Hors cadre.

"On n'est rien. Pourquoi tu fais attention à moi ?"
Il avait eu ce regard sans patience qu'elle aurait dû prendre au sérieux.
"Qu'est-ce que ça peut te foutre ? On ne s'aime même pas d'abord."
Il l'avait regardée de loin monter en pression. Il n'avait pas envie de ce genre de scènes. Mais là, il n'y couperait pas. C'était récurrent, en ce moment. Elle ne supportait pas le stress au boulot et n'arrivait pas à comprendre leur relation. Elle était à bout, régulièrement. Lui reprochant de trop la punir ou de lui passer tous ses caprices, selon l'humeur. Il commençait à trouver ça fatigant à la longue. Il ne comprenait plus ce qu'elle voulait. Il n'avait pas envie de la suivre sur les terrains rocailleux qu'elle s'efforçait à lui faire emprunter. Elle râlerait s'il passait outre son accès d'humeur et hurlerait s'il voulait la corriger. Il était piégé de toute façon. Foutu pour foutu, autant prendre son pied.
"Héloïse, déshabille-toi."
Au moins, il l'avait fait taire instantanément. Elle ne s'y attendait pas. Et puis, elle était remontée sur ses grands chevaux.
"Ça te suffit pas de me gronder pour rien ?! Tu veux en plus te rincer l'œil ?! Connard de vieux pervers !"

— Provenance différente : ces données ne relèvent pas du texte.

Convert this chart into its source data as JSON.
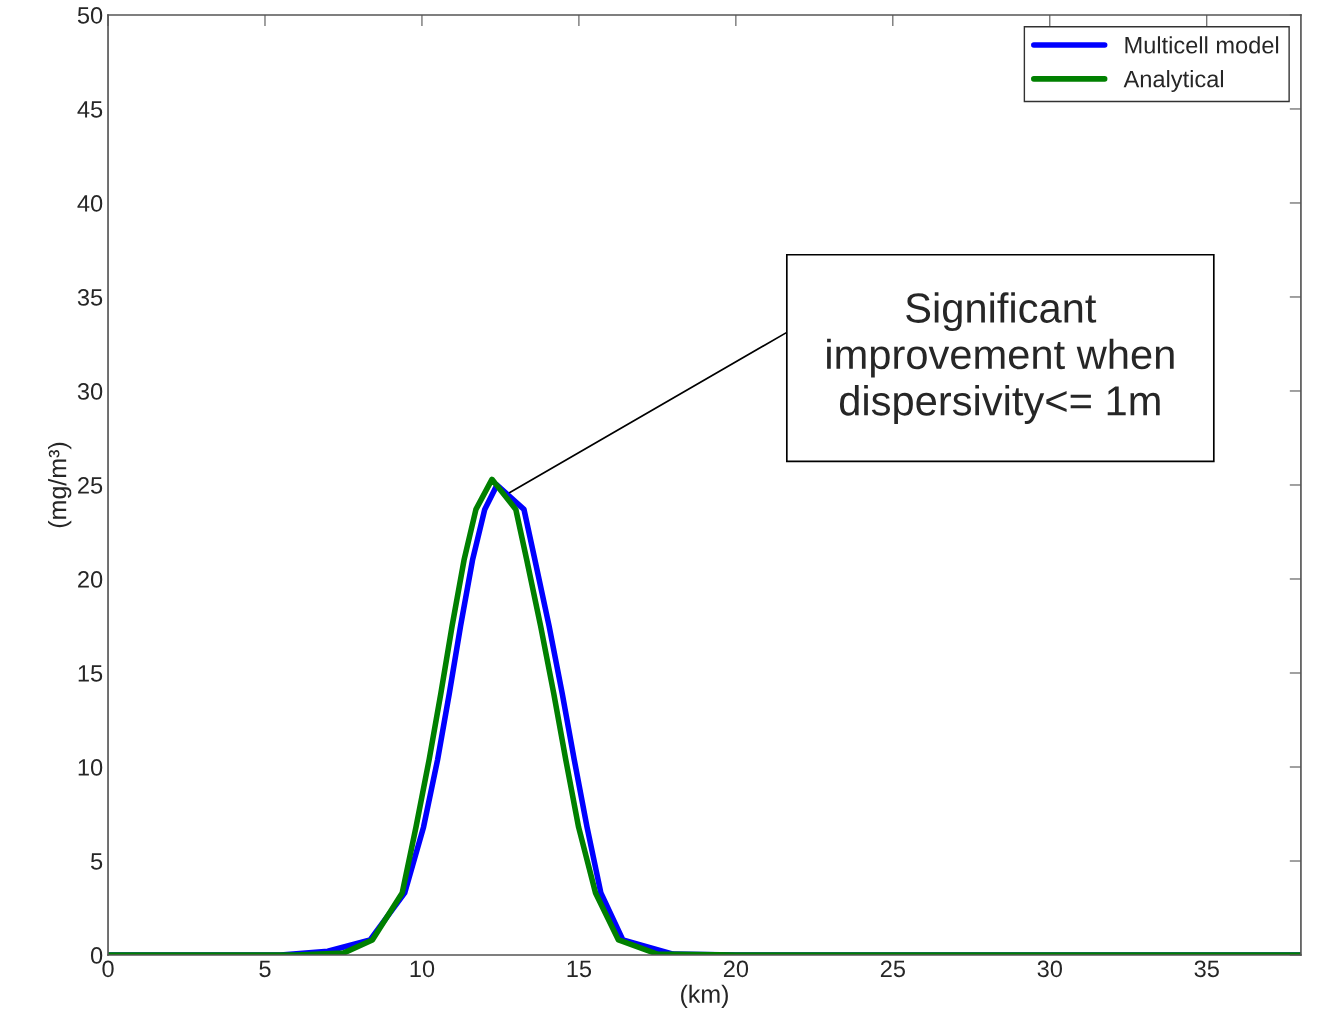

Il se demandait si les voisins entendaient tout ou si l'isolation suffisait. Il avait envie de la fouetter d'importance à la ceinture mais il n'arrivait pas à se mettre dans les habits qu'elle l'obligeait à porter. Il sentait pourtant confusément que l'avenir de leur relation était en jeu. Il en refusait le poids de toute ses forces mais il n'avait pas le choix. Elle continuait à crier. Il voulait uniquement l'apaisement. Sa semaine avait été crevante, il ne la voulait pas en sale gamine odieuse.
"Si c'est ce que tu penses, personne ne t'oblige à rester."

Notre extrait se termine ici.